Pressure on drug/device/bio pricing is intense and comes from multiple sources, not just the threat of direct government intervention. The polls are clear that voters want lower prices, and most voters place the largest share of the blame for current out-of-pocket cost on big pharma. That’s not to say that the PhRMA “Go Boldly” ad campaign stressing innovation and its aggressive public relations campaign aimed at insurers, PBMs and other payers are not working. They are moving the needle, but slightly and slowly.

Most importantly, increased market pressure has been chipping away at pricing flexibility. Indeed, Medicare Part D insurers and payers already negotiate the best prices for their systems and customers. Further, the increasing power of payers to set formularies and give priority access to companies granting deep discounts has taken a serious toll.

Meanwhile, public shaming by Democrats and Republicans alike, especially of the anomalous generic monopolists, is working.
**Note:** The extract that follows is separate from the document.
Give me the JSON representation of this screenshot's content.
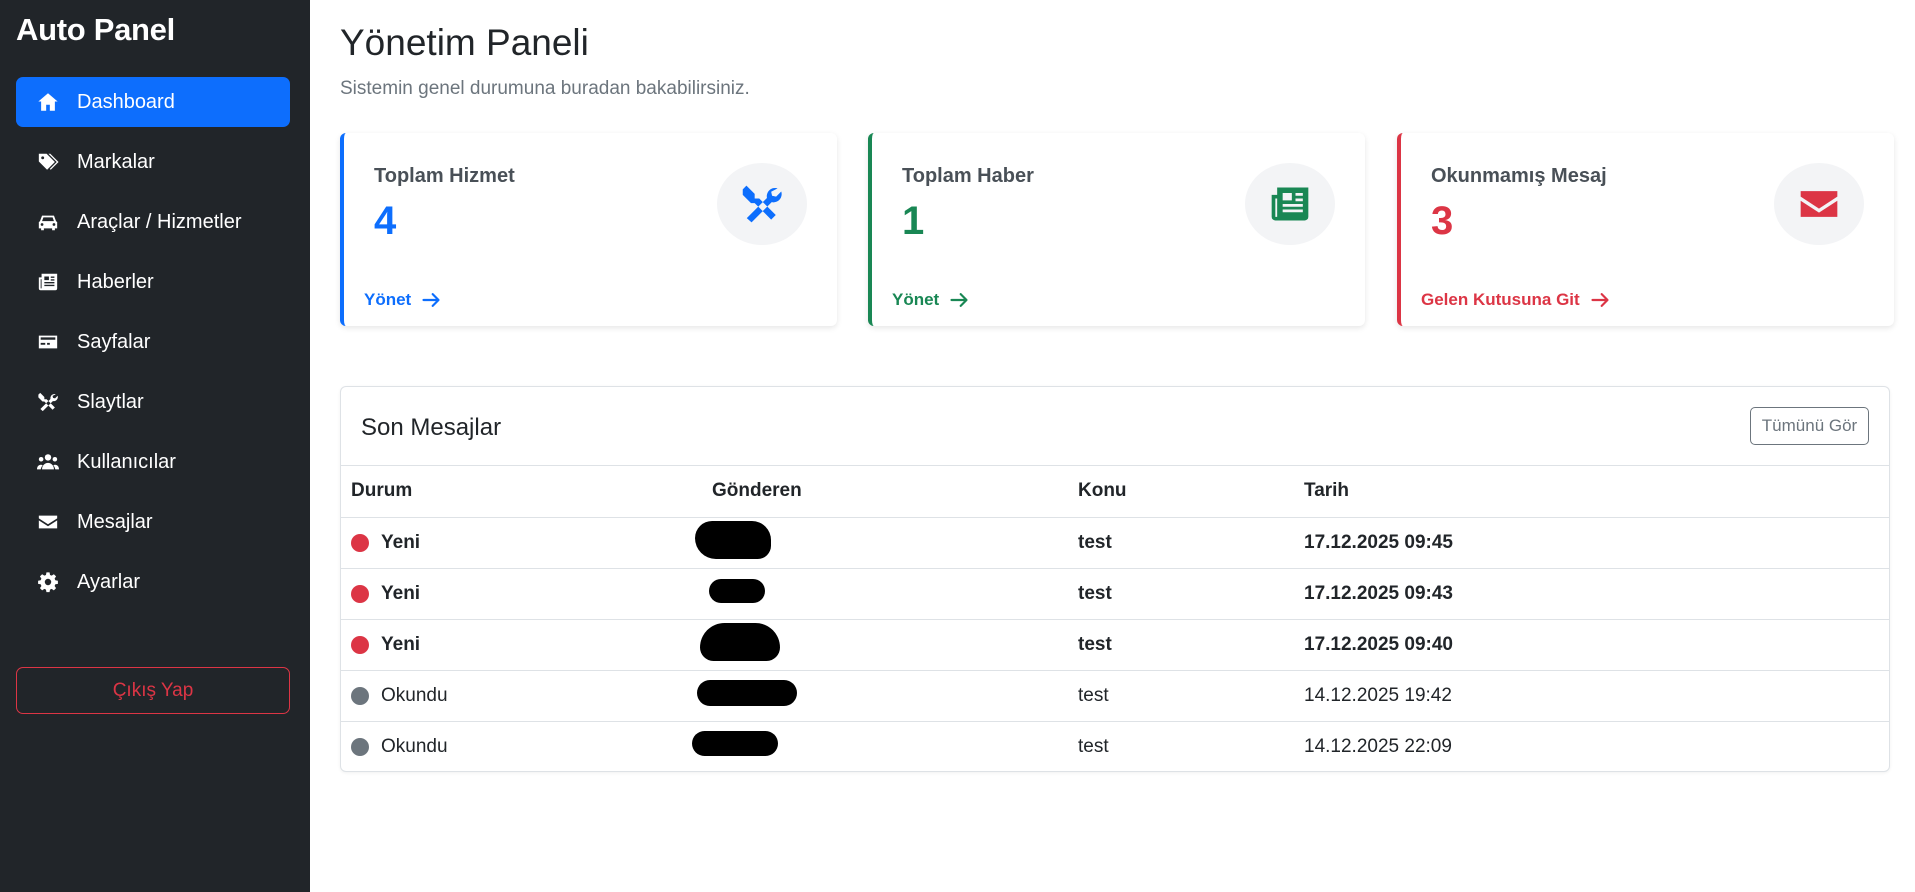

Never underestimate the power of a great example like EpiPen or a bad boy actor like Martin Shkreli. Moreover, a few major drug companies, including Allergan, J&J and Lilly, have made pledges to control price increases.

But, perhaps most dangerous are the actions of Trump himself, acting as Negotiator-in-Chief, talking down aggressive pricing and consorting with strange allies – liberal Democrats – on tactics to lower prices. Watch carefully the continued discussions led by Rep. Elijah Cummings, D-Md., supporting transparency, re-importation and direct price negotiation.